В Стокканесе я обрела счастье. Каждый новый сезон наша земля открывала всё новые и новые богатства. В июле мы обнаружили, что живём на одной из самых богатых лососёвых рек в Зелёной стране. Каждый год мы ставили сети в устье реки, единственными нашими соперниками были морские орлы, которые спускались с Бурфьелла полакомиться рыбой. К концу первого лета я обнаружила небольшой горячий источник по соседству с ледником. А когда пришла осень, наша земля засияла во всей красе, одевшись в красный и золотой цвета. У нас было столько ягод, сколько я в жизни не видала, так что каждый вечер мы ели ягодный суп, и кроме того, запасли две бочки ягод в молочной сыворотке на зиму.
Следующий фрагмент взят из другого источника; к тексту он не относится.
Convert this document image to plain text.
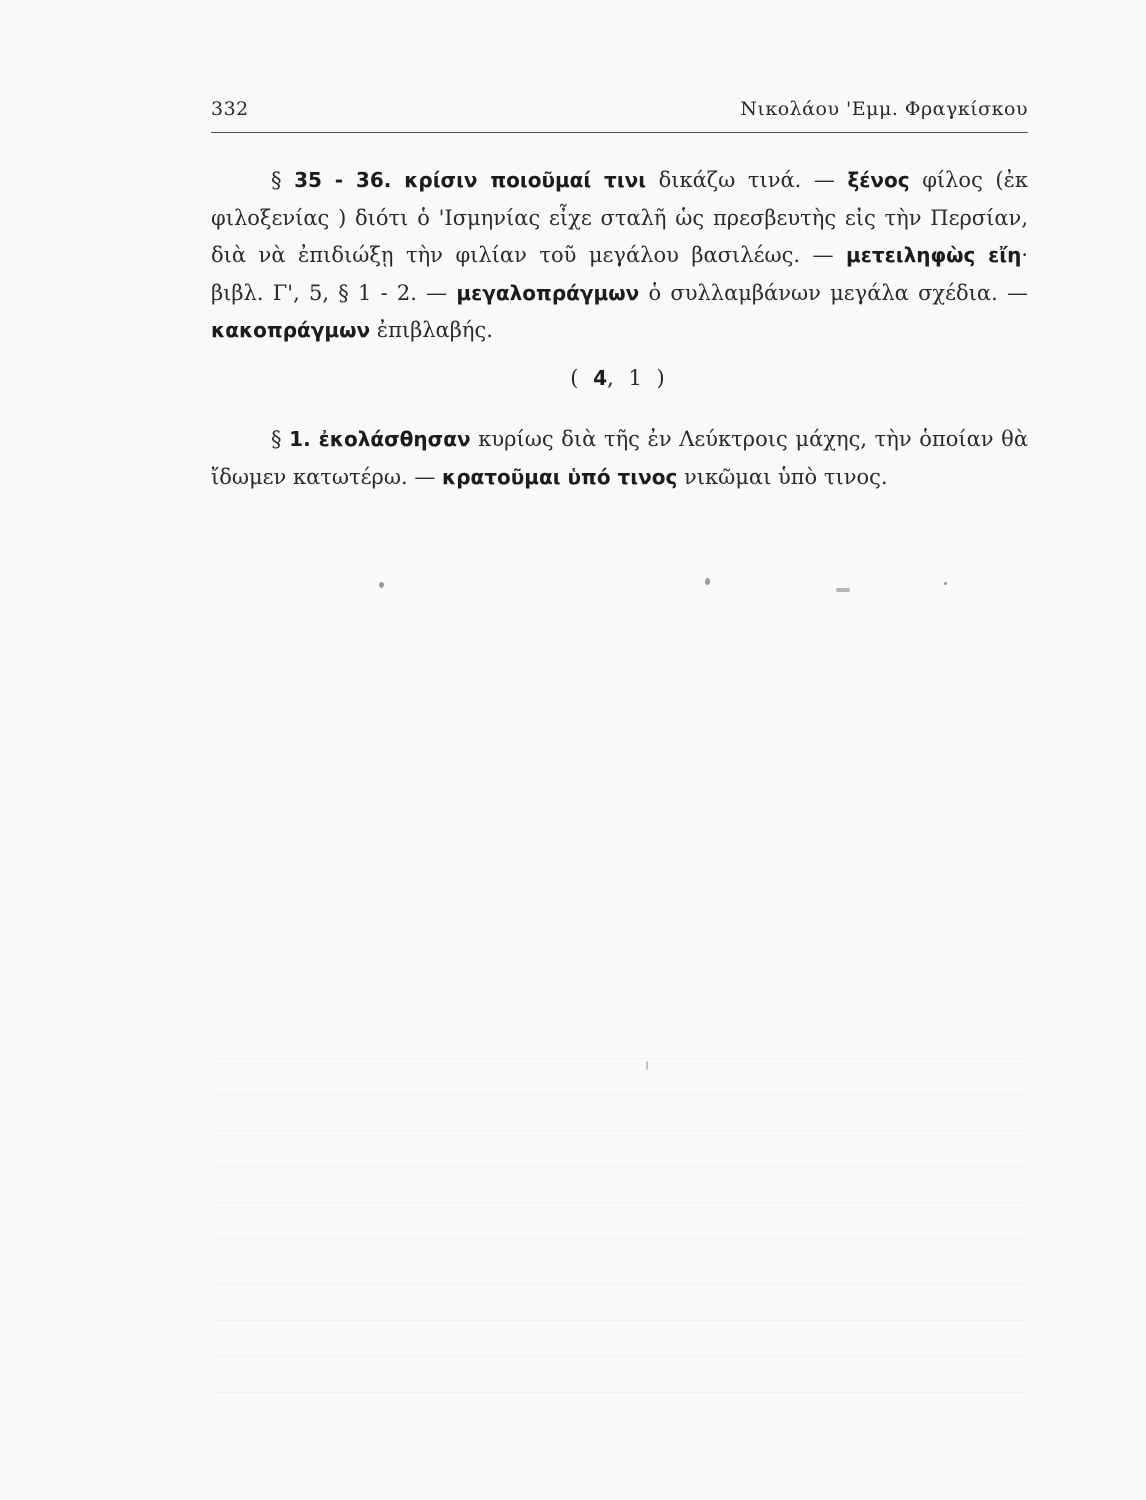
332	Νικολάου 'Εμμ. Φραγκίσκου

§ 35 - 36. κρίσιν ποιοῦμαί τινι δικάζω τινά. — ξένος φίλος (ἐκ φιλοξενίας ) διότι ὁ 'Ισμηνίας εἶχε σταλῆ ὡς πρεσβευτὴς εἰς τὴν Περσίαν, διὰ νὰ ἐπιδιώξῃ τὴν φιλίαν τοῦ μεγάλου βασιλέως. — μετειληφὼς εἴη· βιβλ. Γ', 5, § 1 - 2. — μεγαλοπράγμων ὁ συλλαμβάνων μεγάλα σχέδια. — κακοπράγμων ἐπιβλαβής.

( 4, 1 )

§ 1. ἐκολάσθησαν κυρίως διὰ τῆς ἐν Λεύκτροις μάχης, τὴν ὁποίαν θὰ ἴδωμεν κατωτέρω. — κρατοῦμαι ὑπό τινος νικῶμαι ὑπὸ τινος.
Сети и силки никогда не пустовали, казалось даже, что, пока шторма не принесли во фьорд зиму, солнце задерживалось в нашей долине подольше. Наши лодки хранились в миле или двух от дома, и со временем наш берег фьорда стал более обжитым. Вскоре появились новые постройки, вплоть до самого фьорда, и я легко могла дойти до берега пешком. То было время надежд, когда всё было ново, казалось, все раздоры остались в Исландии. Но я рассказываю тебе сугубо о женских делах, а это не совсем то, что тебе интересно. Расскажу-ка я лучше о нашей первой зиме там.